夫婦して財布の中身が寂しかったその当時、週末の都心へ買い物に出
かけて、遅い夕方になったので夕食を食べて帰ろうとなると、ほぼ決
まって入ったのが天狗なのだった。

カウンターに座り、中生とソフトドリンクを注文。それから大根サラ
ダ、冷奴、バターコーン、サイコロステーキといったあたりをつまみ
にして、ひとしきり世間話に興じるというのが楽しかったのである。

ビールの後は生冷酒という出処不明な安い日本酒を注文して、最後に
おにぎりとか焼きそばで締めるというのが、毎度毎度ほぼ決まった流
れで、お勘定だが、30年くらい前が二人で2000円前後という空前絶後
の支払いで済んだのだ。

天狗通いは、およそ90年代半ばまでがピークで、その頃でも4000円く
らいで収まってくれたのだった。

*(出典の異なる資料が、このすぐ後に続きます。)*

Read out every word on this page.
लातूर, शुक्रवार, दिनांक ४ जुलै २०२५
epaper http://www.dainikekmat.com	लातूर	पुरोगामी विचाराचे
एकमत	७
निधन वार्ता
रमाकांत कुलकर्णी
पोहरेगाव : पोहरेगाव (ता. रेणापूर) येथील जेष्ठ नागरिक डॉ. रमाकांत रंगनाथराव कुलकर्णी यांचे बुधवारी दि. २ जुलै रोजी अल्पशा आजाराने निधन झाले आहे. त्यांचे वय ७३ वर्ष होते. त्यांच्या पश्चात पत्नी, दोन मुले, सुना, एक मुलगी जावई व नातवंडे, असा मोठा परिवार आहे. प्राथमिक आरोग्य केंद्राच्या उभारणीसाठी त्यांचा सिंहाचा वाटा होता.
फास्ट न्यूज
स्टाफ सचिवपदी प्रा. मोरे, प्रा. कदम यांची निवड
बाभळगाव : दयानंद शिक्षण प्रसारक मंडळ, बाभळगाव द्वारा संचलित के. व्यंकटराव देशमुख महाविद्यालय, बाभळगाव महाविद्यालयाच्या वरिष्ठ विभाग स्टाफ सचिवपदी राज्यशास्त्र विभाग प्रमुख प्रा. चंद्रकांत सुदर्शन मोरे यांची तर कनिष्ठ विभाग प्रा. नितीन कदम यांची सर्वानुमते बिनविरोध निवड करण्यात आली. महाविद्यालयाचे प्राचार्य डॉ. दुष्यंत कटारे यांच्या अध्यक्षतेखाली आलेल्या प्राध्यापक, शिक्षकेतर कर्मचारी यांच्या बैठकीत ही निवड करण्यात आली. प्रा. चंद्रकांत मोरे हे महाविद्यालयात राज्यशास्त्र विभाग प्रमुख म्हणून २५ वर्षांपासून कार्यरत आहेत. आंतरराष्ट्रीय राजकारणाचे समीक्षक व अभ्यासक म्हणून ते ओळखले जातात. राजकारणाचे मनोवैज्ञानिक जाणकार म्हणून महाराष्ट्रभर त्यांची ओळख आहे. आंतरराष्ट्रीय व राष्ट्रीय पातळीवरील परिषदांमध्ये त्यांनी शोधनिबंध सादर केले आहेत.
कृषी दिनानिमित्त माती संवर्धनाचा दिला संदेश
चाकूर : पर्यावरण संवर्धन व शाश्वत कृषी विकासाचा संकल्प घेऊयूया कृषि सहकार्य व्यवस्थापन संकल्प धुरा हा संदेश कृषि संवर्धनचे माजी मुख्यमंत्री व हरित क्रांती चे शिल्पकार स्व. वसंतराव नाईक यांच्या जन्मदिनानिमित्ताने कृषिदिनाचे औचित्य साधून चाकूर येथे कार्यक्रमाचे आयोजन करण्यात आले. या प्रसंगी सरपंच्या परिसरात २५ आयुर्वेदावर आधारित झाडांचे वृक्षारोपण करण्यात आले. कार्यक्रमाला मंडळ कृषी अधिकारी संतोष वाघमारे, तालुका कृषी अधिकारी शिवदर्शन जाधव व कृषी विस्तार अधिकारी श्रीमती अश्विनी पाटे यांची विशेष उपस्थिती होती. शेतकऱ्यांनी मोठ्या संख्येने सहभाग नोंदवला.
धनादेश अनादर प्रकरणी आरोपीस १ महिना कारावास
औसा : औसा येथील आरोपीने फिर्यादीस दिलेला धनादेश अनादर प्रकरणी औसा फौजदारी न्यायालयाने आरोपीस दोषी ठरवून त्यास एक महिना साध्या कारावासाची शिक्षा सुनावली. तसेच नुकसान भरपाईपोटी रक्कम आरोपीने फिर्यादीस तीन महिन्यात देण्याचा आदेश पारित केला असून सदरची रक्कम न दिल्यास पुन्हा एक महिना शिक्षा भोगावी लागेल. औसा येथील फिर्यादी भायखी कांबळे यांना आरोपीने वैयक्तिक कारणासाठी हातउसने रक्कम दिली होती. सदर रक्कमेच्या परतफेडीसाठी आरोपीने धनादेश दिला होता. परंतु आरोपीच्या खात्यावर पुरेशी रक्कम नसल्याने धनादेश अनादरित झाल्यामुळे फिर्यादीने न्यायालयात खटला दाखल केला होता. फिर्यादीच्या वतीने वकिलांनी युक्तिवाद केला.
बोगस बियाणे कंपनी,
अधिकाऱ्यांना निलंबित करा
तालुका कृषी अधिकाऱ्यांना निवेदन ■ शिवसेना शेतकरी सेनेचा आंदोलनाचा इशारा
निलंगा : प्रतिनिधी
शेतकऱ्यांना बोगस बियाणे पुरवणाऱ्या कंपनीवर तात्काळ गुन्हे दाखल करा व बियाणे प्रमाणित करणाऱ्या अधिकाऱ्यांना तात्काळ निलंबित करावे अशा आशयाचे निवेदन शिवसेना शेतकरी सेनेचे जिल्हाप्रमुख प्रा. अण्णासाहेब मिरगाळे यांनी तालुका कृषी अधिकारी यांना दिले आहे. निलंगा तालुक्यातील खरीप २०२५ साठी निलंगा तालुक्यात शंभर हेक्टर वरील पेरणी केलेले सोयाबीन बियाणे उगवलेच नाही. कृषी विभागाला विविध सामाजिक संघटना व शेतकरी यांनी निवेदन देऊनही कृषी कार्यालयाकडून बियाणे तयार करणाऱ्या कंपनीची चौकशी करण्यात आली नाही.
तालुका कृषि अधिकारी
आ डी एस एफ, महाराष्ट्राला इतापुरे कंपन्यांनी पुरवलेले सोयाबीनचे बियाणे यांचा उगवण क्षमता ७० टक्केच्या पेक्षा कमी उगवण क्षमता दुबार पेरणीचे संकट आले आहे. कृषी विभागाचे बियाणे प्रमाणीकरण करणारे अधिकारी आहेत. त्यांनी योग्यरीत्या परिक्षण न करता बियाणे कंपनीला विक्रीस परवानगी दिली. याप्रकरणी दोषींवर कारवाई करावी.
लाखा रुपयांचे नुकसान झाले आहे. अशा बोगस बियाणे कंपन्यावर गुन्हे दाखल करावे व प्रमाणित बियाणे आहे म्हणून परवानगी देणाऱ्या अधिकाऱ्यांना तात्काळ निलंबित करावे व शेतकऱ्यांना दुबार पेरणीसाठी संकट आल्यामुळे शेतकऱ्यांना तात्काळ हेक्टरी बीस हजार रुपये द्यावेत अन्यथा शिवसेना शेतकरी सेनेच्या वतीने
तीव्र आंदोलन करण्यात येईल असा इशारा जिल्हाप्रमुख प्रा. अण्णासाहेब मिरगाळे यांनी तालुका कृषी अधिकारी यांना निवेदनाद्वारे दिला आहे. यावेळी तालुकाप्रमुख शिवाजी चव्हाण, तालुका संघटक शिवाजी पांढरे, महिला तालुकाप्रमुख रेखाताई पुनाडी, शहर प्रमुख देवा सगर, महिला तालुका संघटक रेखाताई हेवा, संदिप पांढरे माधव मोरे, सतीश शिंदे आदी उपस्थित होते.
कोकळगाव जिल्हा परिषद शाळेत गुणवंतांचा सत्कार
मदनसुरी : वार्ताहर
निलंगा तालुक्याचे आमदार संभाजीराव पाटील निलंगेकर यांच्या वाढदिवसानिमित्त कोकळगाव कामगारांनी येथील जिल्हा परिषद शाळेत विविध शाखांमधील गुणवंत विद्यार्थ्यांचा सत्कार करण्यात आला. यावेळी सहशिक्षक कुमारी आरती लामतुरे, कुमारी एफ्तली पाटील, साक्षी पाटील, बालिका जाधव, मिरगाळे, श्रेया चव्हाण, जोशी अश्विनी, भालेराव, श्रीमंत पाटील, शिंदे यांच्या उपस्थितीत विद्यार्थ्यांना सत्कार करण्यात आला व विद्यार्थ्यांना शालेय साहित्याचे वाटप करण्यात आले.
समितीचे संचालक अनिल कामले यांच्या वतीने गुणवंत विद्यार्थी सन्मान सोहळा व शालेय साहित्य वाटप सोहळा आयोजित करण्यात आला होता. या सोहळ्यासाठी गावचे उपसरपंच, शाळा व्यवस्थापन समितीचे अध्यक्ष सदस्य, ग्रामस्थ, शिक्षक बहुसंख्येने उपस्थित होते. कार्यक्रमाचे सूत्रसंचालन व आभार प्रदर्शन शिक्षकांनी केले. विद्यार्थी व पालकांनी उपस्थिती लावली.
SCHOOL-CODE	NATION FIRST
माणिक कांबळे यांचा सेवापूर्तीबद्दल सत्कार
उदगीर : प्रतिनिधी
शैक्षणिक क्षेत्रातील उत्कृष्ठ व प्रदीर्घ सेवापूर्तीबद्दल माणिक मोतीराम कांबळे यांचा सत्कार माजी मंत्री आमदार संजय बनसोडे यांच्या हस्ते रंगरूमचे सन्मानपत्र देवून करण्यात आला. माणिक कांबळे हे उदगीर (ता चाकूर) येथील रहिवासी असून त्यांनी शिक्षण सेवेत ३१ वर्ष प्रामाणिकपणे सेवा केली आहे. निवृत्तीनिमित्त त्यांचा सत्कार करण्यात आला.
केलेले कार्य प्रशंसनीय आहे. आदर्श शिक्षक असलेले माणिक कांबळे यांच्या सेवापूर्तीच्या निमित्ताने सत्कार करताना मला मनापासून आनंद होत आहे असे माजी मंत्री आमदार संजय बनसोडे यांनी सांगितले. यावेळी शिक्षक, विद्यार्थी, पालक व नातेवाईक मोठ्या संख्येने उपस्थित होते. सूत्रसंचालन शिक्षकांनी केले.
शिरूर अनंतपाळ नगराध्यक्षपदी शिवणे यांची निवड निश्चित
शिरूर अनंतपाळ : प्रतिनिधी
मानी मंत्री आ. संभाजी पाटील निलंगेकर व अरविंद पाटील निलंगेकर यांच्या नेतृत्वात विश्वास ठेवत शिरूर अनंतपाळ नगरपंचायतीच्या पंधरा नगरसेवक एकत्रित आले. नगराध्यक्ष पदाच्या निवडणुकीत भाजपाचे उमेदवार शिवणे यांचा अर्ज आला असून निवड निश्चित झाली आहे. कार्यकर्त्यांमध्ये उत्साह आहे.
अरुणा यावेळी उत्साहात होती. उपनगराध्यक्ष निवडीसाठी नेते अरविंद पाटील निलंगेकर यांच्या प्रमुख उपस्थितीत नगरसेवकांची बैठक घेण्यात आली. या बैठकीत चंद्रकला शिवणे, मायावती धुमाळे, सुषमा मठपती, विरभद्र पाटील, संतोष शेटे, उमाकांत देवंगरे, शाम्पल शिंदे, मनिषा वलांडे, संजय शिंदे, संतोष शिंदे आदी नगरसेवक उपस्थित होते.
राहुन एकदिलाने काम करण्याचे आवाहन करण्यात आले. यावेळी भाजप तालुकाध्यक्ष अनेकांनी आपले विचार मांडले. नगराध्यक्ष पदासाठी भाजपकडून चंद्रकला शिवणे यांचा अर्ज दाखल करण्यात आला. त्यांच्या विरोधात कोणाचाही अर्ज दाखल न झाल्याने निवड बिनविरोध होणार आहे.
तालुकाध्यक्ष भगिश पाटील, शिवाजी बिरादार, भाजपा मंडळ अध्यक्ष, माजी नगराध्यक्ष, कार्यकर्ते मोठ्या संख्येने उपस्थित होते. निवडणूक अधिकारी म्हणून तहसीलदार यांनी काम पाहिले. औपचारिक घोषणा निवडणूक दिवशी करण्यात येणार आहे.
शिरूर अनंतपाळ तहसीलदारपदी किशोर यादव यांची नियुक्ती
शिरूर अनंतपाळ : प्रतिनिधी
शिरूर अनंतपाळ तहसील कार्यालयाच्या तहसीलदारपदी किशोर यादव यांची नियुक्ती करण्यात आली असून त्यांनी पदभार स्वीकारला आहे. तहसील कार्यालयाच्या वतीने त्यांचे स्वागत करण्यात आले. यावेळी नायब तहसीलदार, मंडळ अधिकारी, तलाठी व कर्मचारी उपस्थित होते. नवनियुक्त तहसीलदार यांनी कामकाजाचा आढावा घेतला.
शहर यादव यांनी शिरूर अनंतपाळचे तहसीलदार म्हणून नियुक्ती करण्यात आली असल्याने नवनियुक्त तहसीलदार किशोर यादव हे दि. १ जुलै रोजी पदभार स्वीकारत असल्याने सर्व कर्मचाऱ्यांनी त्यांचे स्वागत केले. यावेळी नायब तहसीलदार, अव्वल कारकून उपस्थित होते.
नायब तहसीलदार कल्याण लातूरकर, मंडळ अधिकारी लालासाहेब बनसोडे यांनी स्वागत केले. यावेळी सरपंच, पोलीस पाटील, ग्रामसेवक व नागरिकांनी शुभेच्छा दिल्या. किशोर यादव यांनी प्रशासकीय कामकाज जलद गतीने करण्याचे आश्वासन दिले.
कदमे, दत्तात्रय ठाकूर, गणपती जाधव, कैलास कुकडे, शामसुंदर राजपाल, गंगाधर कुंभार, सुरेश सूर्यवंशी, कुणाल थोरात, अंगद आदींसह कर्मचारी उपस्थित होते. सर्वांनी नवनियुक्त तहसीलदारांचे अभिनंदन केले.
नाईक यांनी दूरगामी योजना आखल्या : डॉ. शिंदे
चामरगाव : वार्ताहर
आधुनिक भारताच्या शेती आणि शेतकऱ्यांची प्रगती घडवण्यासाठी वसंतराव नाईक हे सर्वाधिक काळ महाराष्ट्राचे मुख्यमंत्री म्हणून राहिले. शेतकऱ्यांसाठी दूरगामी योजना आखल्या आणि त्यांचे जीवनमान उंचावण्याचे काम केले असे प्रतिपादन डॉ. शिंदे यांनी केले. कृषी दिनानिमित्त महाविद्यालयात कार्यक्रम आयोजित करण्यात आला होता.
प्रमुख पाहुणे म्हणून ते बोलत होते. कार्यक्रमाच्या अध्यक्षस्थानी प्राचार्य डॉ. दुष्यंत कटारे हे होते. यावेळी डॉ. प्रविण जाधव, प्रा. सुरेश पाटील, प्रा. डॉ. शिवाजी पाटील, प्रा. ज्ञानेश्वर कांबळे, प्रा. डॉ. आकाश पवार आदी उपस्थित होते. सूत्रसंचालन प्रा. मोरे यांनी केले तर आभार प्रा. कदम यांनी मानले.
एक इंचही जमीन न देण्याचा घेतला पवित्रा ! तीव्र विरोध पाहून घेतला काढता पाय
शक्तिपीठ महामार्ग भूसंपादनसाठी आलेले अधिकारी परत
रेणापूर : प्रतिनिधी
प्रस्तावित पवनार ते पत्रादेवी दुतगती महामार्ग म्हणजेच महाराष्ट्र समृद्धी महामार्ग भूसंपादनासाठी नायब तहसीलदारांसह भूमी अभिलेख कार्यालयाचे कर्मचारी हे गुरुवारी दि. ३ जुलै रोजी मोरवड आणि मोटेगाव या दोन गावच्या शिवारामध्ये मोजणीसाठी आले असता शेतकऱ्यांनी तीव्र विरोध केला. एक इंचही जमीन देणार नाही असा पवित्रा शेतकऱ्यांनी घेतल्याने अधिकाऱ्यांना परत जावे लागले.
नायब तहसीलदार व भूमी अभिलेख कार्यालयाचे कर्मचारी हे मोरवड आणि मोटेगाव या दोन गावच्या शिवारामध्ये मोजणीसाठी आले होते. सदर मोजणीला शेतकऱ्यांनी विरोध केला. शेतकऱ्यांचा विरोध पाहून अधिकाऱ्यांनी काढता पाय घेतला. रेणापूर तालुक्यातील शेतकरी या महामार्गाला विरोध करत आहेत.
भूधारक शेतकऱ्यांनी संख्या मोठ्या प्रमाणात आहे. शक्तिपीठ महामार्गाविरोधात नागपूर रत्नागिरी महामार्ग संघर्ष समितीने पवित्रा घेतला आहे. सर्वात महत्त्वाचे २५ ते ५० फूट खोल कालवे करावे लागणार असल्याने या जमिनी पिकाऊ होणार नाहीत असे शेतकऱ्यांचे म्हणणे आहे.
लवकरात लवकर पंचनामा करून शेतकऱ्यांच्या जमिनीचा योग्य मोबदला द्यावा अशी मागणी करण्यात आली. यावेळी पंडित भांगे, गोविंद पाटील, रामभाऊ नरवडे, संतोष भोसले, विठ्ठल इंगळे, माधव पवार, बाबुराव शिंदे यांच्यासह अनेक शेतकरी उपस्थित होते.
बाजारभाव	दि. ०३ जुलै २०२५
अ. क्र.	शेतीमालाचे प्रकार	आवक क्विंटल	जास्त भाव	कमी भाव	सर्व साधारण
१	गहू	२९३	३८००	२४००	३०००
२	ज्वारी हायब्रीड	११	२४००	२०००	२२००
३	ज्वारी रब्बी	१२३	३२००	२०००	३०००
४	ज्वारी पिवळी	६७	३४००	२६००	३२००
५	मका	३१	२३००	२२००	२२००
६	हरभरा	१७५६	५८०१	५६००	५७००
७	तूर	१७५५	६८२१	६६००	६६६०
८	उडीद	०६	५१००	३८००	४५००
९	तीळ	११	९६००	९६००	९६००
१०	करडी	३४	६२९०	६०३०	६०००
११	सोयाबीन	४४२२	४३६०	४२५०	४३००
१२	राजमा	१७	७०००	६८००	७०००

その後、天狗から足が遠のいたのは
少しばかり財布に余裕が出てきたということで――といっても2000円
くらいのものだが――新たな居酒屋を見つけて乗り換えてしまったと
いうことなのである。

それでも、いわば居酒屋の流儀を教えてくれたのは、通い詰めた天狗
のおかげであると今でも感謝をしている。そして、あと4年先に待ち
構える定年後、財布の中身が寂しくなったら再びお世話になることも
あるのではなかろうか……なのだ。